While I was over, I met up with my half-sister (Dad’s side) and her husband. He’s a passionate film maker, himself making a film about his own family history, about how his parents met during the war. We talked and he asked to see some of what I was working on. I showed him these photos I’d taken. He said the work, and I, felt stuck somehow; caught up in unresolved issues, chasing my tail. I think he was saying that the work wasn’t progressing.  I don’t know if I disagree, but it made me think about whether making work about something like mourning and loss could be unhealthy, or at least unhelpful, locking you into a thing rather than allowing you to move on. On the other hand could it be therapeutic? (I know that word in association to making Art can cause strong reactions).

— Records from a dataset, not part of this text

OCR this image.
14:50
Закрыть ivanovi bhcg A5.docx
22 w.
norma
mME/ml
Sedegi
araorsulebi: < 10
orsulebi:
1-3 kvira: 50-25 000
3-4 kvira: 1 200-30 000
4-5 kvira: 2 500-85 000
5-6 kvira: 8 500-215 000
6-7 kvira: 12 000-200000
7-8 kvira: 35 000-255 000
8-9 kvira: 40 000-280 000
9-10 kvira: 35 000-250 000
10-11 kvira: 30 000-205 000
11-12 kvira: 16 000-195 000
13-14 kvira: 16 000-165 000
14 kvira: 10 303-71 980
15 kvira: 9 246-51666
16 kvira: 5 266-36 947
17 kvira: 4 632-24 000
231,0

I was encouraged then, when I was invited to host an artists-in-conversation session by a group called the Family Ties network. (It ran at Birkbeck University’s new Peltz  Gallery in the summer).  The show had a genuinely broad range of approaches to this subject matter around family history, memory and loss. Work drawn from intense personal experience sat beautifully alongside investigative and research based approaches that explored the stories of others. There’s room and a home for both it seems.